In the fifteen months since October 7, an absence of leadership has turned Toronto into a city that many don’t recognize. Even more upsetting, for some it has turned into a city where they don’t feel safe.

It seems almost weekly that a Jewish-owned business, community centre or synagogue is targeted by vandalism or protests. A Jewish girls’ school, Bais Chaya Mushka Elementary, has been shot at on three separate occasions. Neighbourhoods have been deliberately targeted for protests because of their Jewish populations.

In 2024, Toronto saw a 69 per cent increase in antisemitic hate crimes reported to the police. Over the holidays, hateful protests targeting Indigo, a Jewish-owned business, took over the Eaton Centre mall. On New Years’ Eve, Union Station was taken over by protestors throwing smoke bombs inside, impeding access to critical services. And just a few weeks ago, the CEO of the TTC had to appeal for help because he was alarmed by a significant rise in antisemitic graffiti across stations.

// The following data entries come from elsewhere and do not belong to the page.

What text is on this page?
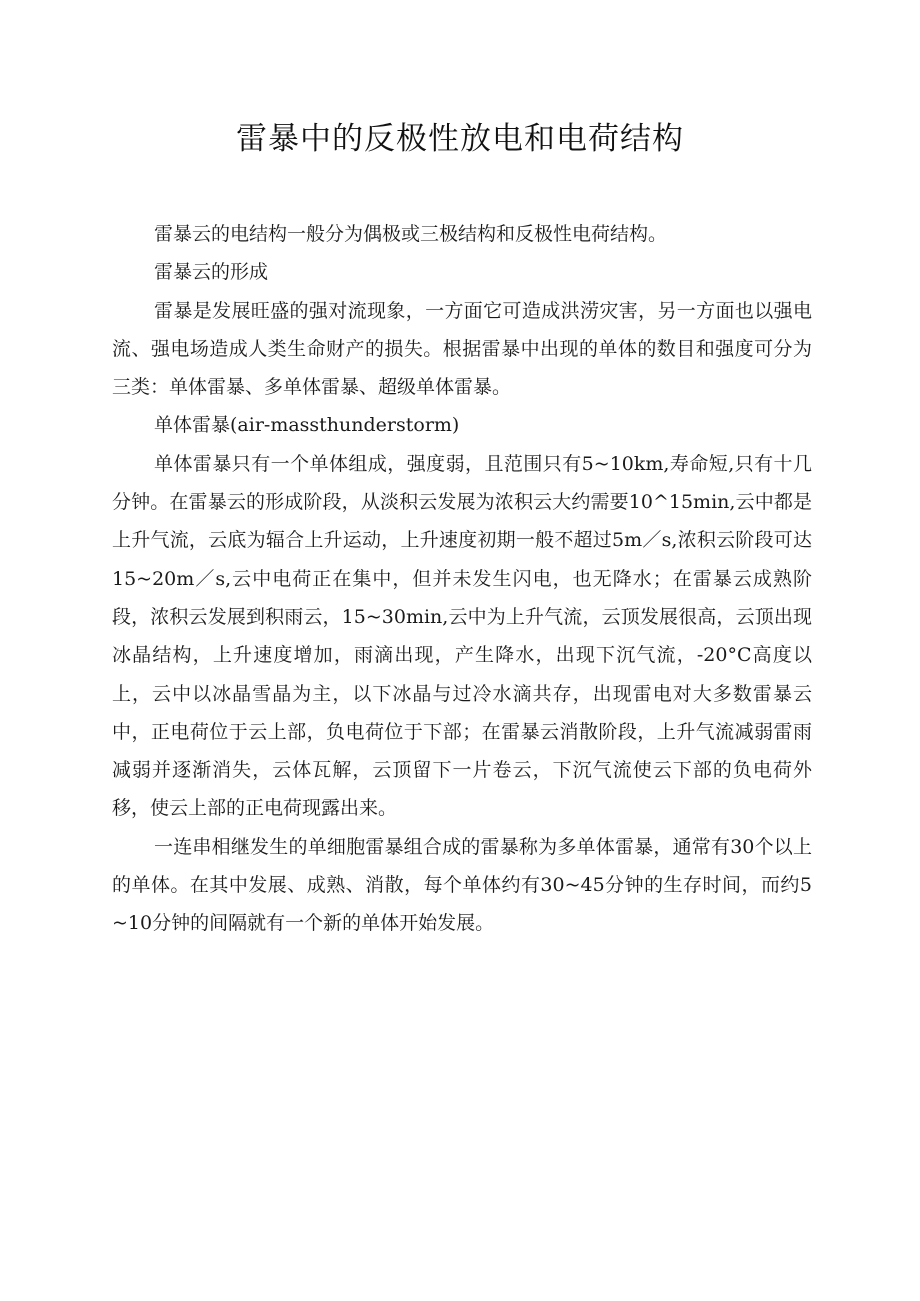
雷暴中的反极性放电和电荷结构

雷暴云的电结构一般分为偶极或三极结构和反极性电荷结构。

雷暴云的形成

雷暴是发展旺盛的强对流现象，一方面它可造成洪涝灾害，另一方面也以强电流、强电场造成人类生命财产的损失。根据雷暴中出现的单体的数目和强度可分为三类：单体雷暴、多单体雷暴、超级单体雷暴。

单体雷暴(air-massthunderstorm)

单体雷暴只有一个单体组成，强度弱，且范围只有5~10km,寿命短,只有十几分钟。在雷暴云的形成阶段，从淡积云发展为浓积云大约需要10^15min,云中都是上升气流，云底为辐合上升运动，上升速度初期一般不超过5m／s,浓积云阶段可达15~20m／s,云中电荷正在集中，但并未发生闪电，也无降水；在雷暴云成熟阶段，浓积云发展到积雨云，15~30min,云中为上升气流，云顶发展很高，云顶出现冰晶结构，上升速度增加，雨滴出现，产生降水，出现下沉气流，-20°C高度以上，云中以冰晶雪晶为主，以下冰晶与过冷水滴共存，出现雷电对大多数雷暴云中，正电荷位于云上部，负电荷位于下部；在雷暴云消散阶段，上升气流减弱雷雨减弱并逐渐消失，云体瓦解，云顶留下一片卷云，下沉气流使云下部的负电荷外移，使云上部的正电荷现露出来。

一连串相继发生的单细胞雷暴组合成的雷暴称为多单体雷暴，通常有30个以上的单体。在其中发展、成熟、消散，每个单体约有30~45分钟的生存时间，而约5~10分钟的间隔就有一个新的单体开始发展。
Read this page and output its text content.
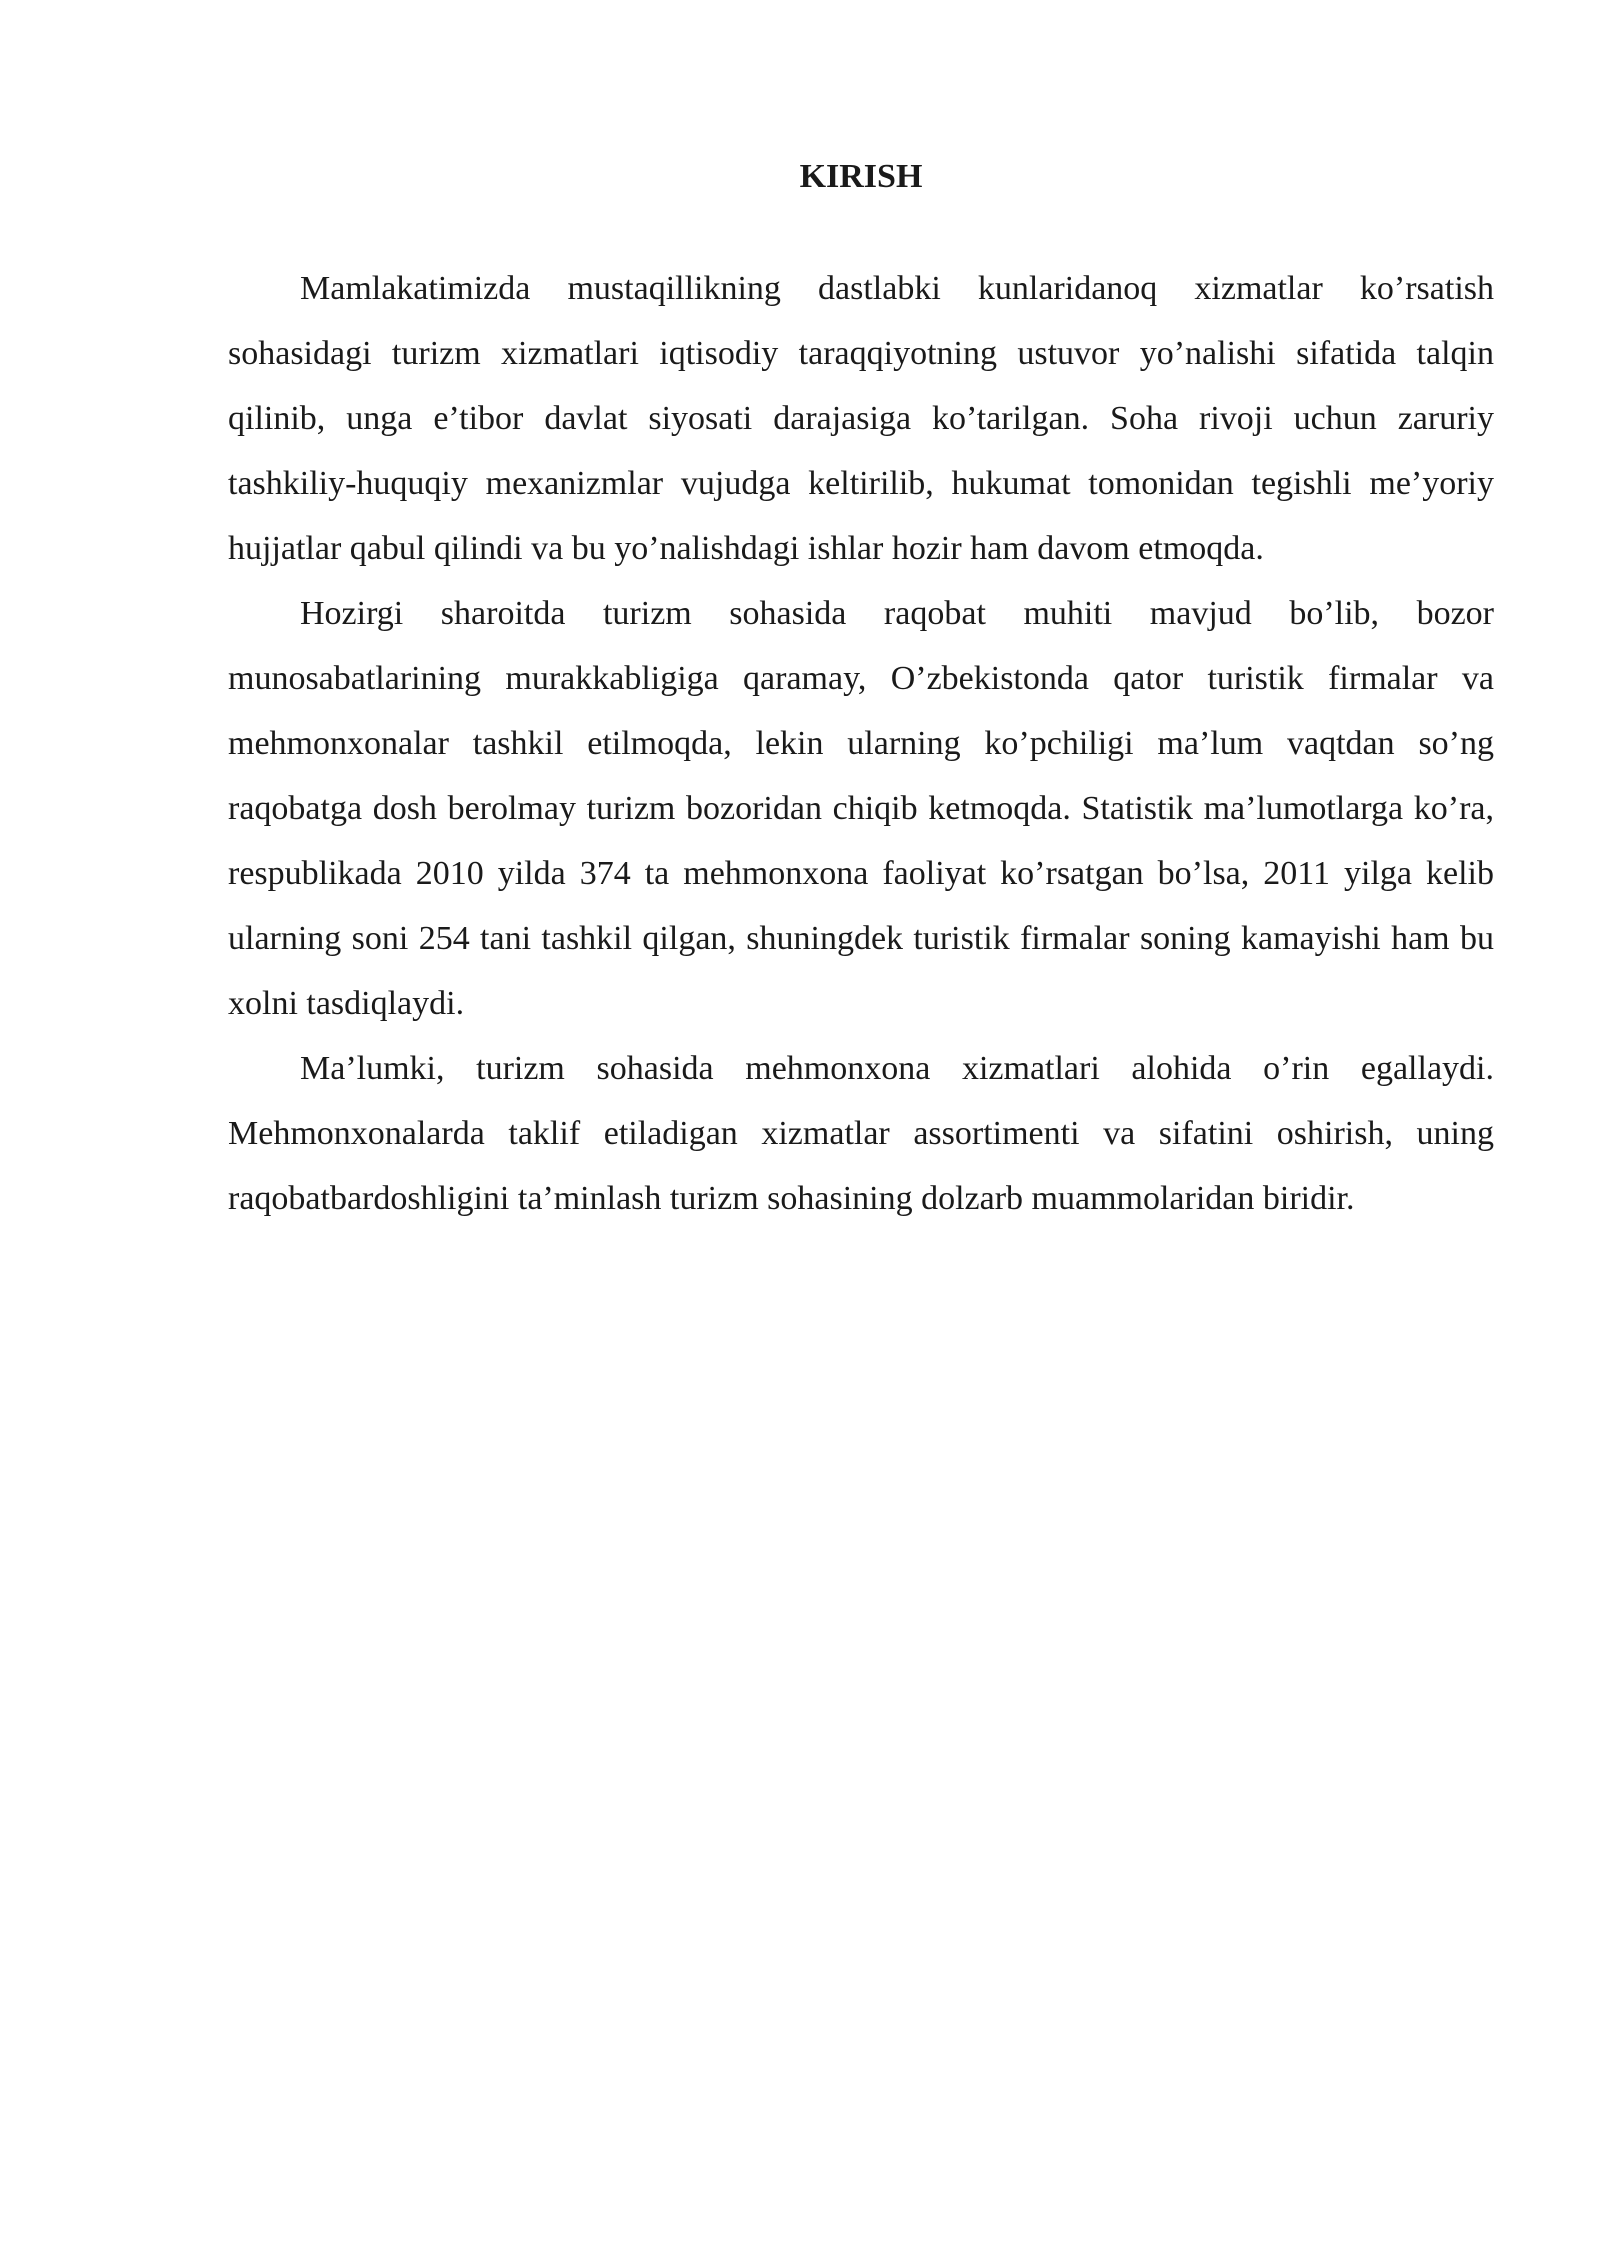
KIRISH

Mamlakatimizda mustaqillikning dastlabki kunlaridanoq xizmatlar ko’rsatish sohasidagi turizm xizmatlari iqtisodiy taraqqiyotning ustuvor yo’nalishi sifatida talqin qilinib, unga e’tibor davlat siyosati darajasiga ko’tarilgan. Soha rivoji uchun zaruriy tashkiliy-huquqiy mexanizmlar vujudga keltirilib, hukumat tomonidan tegishli me’yoriy hujjatlar qabul qilindi va bu yo’nalishdagi ishlar hozir ham davom etmoqda.

Hozirgi sharoitda turizm sohasida raqobat muhiti mavjud bo’lib, bozor munosabatlarining murakkabligiga qaramay, O’zbekistonda qator turistik firmalar va mehmonxonalar tashkil etilmoqda, lekin ularning ko’pchiligi ma’lum vaqtdan so’ng raqobatga dosh berolmay turizm bozoridan chiqib ketmoqda. Statistik ma’lumotlarga ko’ra, respublikada 2010 yilda 374 ta mehmonxona faoliyat ko’rsatgan bo’lsa, 2011 yilga kelib ularning soni 254 tani tashkil qilgan, shuningdek turistik firmalar soning kamayishi ham bu xolni tasdiqlaydi.

Ma’lumki, turizm sohasida mehmonxona xizmatlari alohida o’rin egallaydi. Mehmonxonalarda taklif etiladigan xizmatlar assortimenti va sifatini oshirish, uning raqobatbardoshligini ta’minlash turizm sohasining dolzarb muammolaridan biridir.
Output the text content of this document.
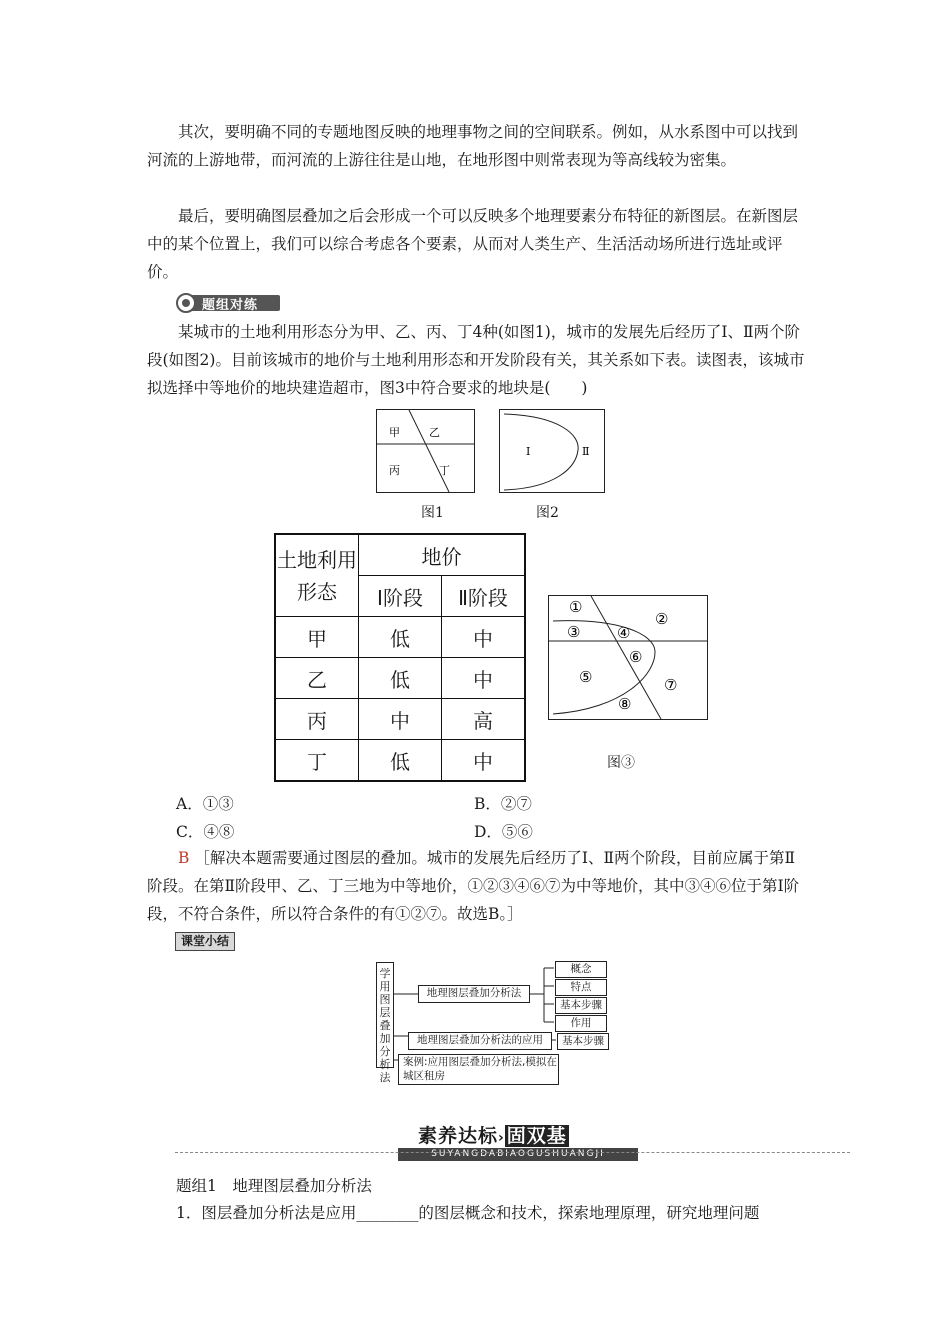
其次，要明确不同的专题地图反映的地理事物之间的空间联系。例如，从水系图中可以找到河流的上游地带，而河流的上游往往是山地，在地形图中则常表现为等高线较为密集。

最后，要明确图层叠加之后会形成一个可以反映多个地理要素分布特征的新图层。在新图层中的某个位置上，我们可以综合考虑各个要素，从而对人类生产、生活活动场所进行选址或评价。

题组对练

某城市的土地利用形态分为甲、乙、丙、丁4种(如图1)，城市的发展先后经历了Ⅰ、Ⅱ两个阶段(如图2)。目前该城市的地价与土地利用形态和开发阶段有关，其关系如下表。读图表，该城市拟选择中等地价的地块建造超市，图3中符合要求的地块是(　　)

甲	乙
丙	丁
图1
Ⅰ	Ⅱ
图2
土地利用形态	地价	
	Ⅰ阶段	Ⅱ阶段
甲	低	中
乙	低	中
丙	中	高
丁	低	中
①
②
③ ④
⑤
⑥
⑦
⑧
图③
A．①③	B．②⑦
C．④⑧	D．⑤⑥
B ［解决本题需要通过图层的叠加。城市的发展先后经历了Ⅰ、Ⅱ两个阶段，目前应属于第Ⅱ阶段。在第Ⅱ阶段甲、乙、丁三地为中等地价，①②③④⑥⑦为中等地价，其中③④⑥位于第Ⅰ阶段，不符合条件，所以符合条件的有①②⑦。故选B。］
课堂小结
学用图层叠加分析法
地理图层叠加分析法
地理图层叠加分析法的应用
案例:应用图层叠加分析法,模拟在城区租房
概念
特点
基本步骤
作用
基本步骤
素养达标› 固双基
SUYANGDABIAOGUSHUANGJI
题组1　地理图层叠加分析法
1．图层叠加分析法是应用________的图层概念和技术，探索地理原理，研究地理问题
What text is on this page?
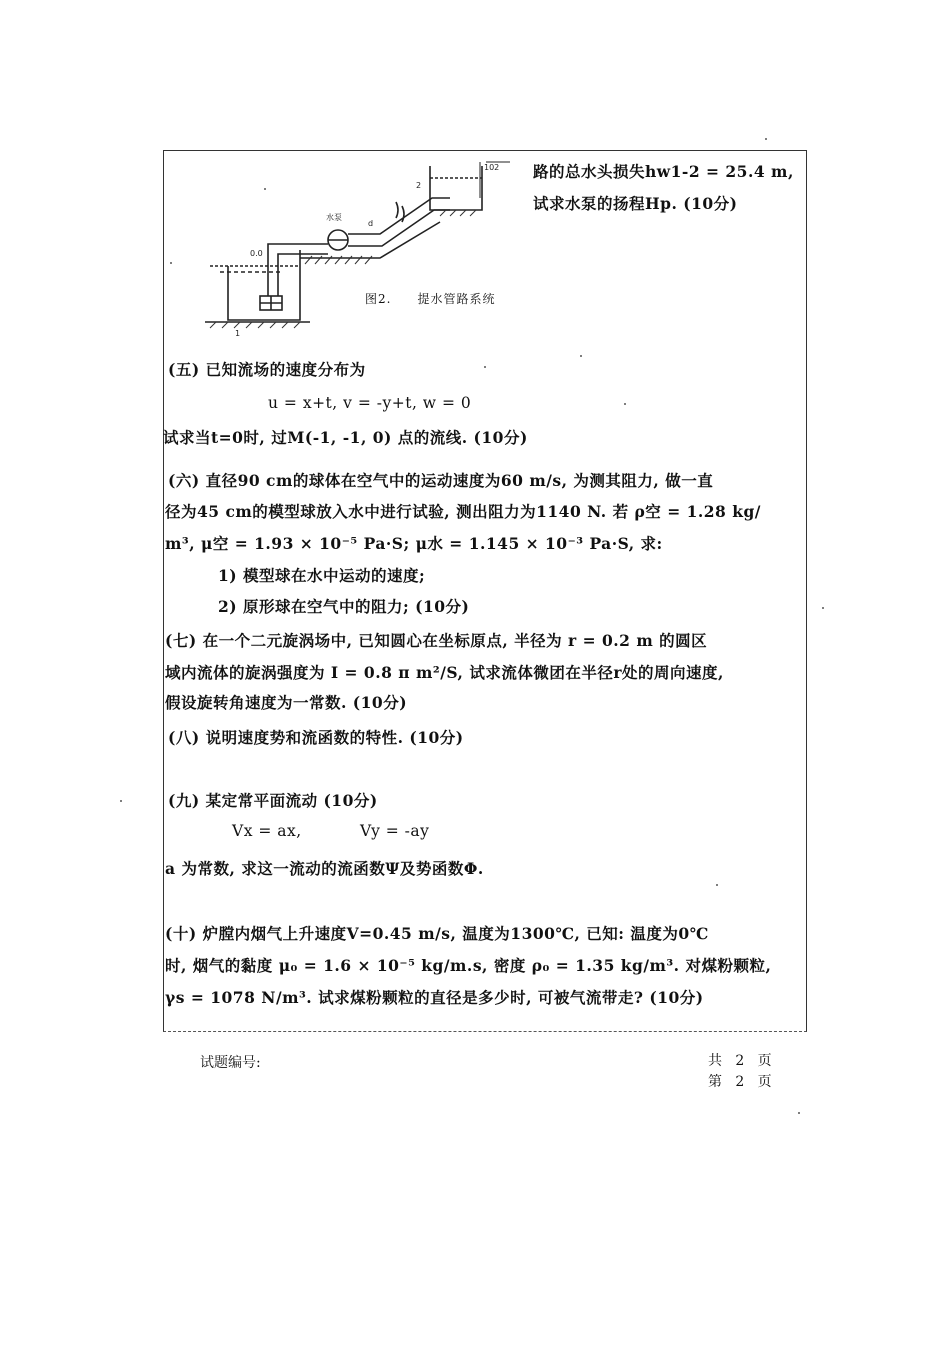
102
2
1
0.0
d
水泵
图2. 提水管路系统
路的总水头损失hw1-2 = 25.4 m,
试求水泵的扬程Hp. (10分)
(五) 已知流场的速度分布为
u = x+t, v = -y+t, w = 0
试求当t=0时, 过M(-1, -1, 0) 点的流线. (10分)
(六) 直径90 cm的球体在空气中的运动速度为60 m/s, 为测其阻力, 做一直
径为45 cm的模型球放入水中进行试验, 测出阻力为1140 N. 若 ρ空 = 1.28 kg/
m³, μ空 = 1.93 × 10⁻⁵ Pa·S; μ水 = 1.145 × 10⁻³ Pa·S, 求:
1) 模型球在水中运动的速度;
2) 原形球在空气中的阻力; (10分)
(七) 在一个二元旋涡场中, 已知圆心在坐标原点, 半径为 r = 0.2 m 的圆区
域内流体的旋涡强度为 I = 0.8 π m²/S, 试求流体微团在半径r处的周向速度,
假设旋转角速度为一常数. (10分)
(八) 说明速度势和流函数的特性. (10分)
(九) 某定常平面流动 (10分)
Vx = ax,	Vy = -ay
a 为常数, 求这一流动的流函数Ψ及势函数Φ.
(十) 炉膛内烟气上升速度V=0.45 m/s, 温度为1300℃, 已知: 温度为0℃
时, 烟气的黏度 μ₀ = 1.6 × 10⁻⁵ kg/m.s, 密度 ρ₀ = 1.35 kg/m³. 对煤粉颗粒,
γs = 1078 N/m³. 试求煤粉颗粒的直径是多少时, 可被气流带走? (10分)
试题编号:	共 2 页
第 2 页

This is not a Jewish problem — it’s a Toronto problem. This is about our values and who we want to be as a city. Unfortunately, as we enter 2025, this crisis has been met with a lack of leadership at the highest level.

In the last fifteen months, I have convened and participated in dozens of meetings with Toronto’s Jewish community, including a broad spectrum of faith leaders and groups fighting antisemitism. And the message I’m hearing is that antisemitism has been tolerated for far too long, leaving our Jewish community feeling abandoned, ignored, and admonished for asking their city and its leadership to stand up for their safety. I am hearing from families that they feel Toronto is no longer a city they can call home, and are considering leaving.

In October 2023, City Council unanimously passed a motion from Mayor Chow to “Keep Toronto Safe from Hate,” which included a call to establish community safety zones around places of worship and cultural and religious daycares and schools recognized as a potential target for hate.

These words provided hope. But after more than a year, and despite repeated pleas from residents, these bubble zones still do not exist. Instead of action over the past year on this file, we have faced a pattern of doublespeak from the Mayor, her administration, and her allies.

Because of this inaction, I introduced a motion last May with Councillor James Pasternak requesting the provincial Attorney General to establish bubble zones around places of worship.

Despite moving and unanimously passing a motion supporting the same thing seven months earlier, Mayor Chow and her allies ran a disgusting misinformation campaign directly attacking me and making outlandish claims that implementing these safety zones would prevent AGO workers from picketing when they went on strike. Their aggressive campaign succeeded in having our motion defeated in a 13-11 vote.

However, their excuses collapsed as other municipalities including Vaughan, Brampton, Calgary and Ottawa have moved to enact the bubble zones our residents have been calling for.

Thankfully, the city’s top public servant, City Manager Paul Johnson, has stepped into this void left by the Mayor. The City Manager will report back to Council in the next few months with a draft bylaw that would protect vulnerable institutions such as places of worship, faith-based schools, and cultural institutions. But what will happen to our Jewish neighbours in that time?

I am hopeful that this will be the moment when Council will finally provide some of the protections the public has been calling for. But after Mayor Chow’s choices to date, including missing the first anniversary of October 7 and then spending a week making flimsy excuses, I worry this will be another moment when she will leave the Jewish community feeling abandoned.

On Jan. 27, we will mark International Holocaust Remembrance Day. On that day in 1945, Auschwitz-Birkenau was liberated, with over a million murdered left in its wake. On that date, you will see politicians of all stripes from every level of government post “never again,” while, no doubt, continuing to be passive and ignoring the lessons learned from the Holocaust. Real leaders will be demanding action that matches promises.

I have previously said that it’s never too late to do the right thing. But this failure of leadership has put the Jewish community in Toronto through months of harassment and terror, and we need to demand better in 2025 and beyond.

National Post

Brad Bradford is a Canadian politician and urban planner who has represented Ward 19 Beaches — East York on Toronto City Council since 2018.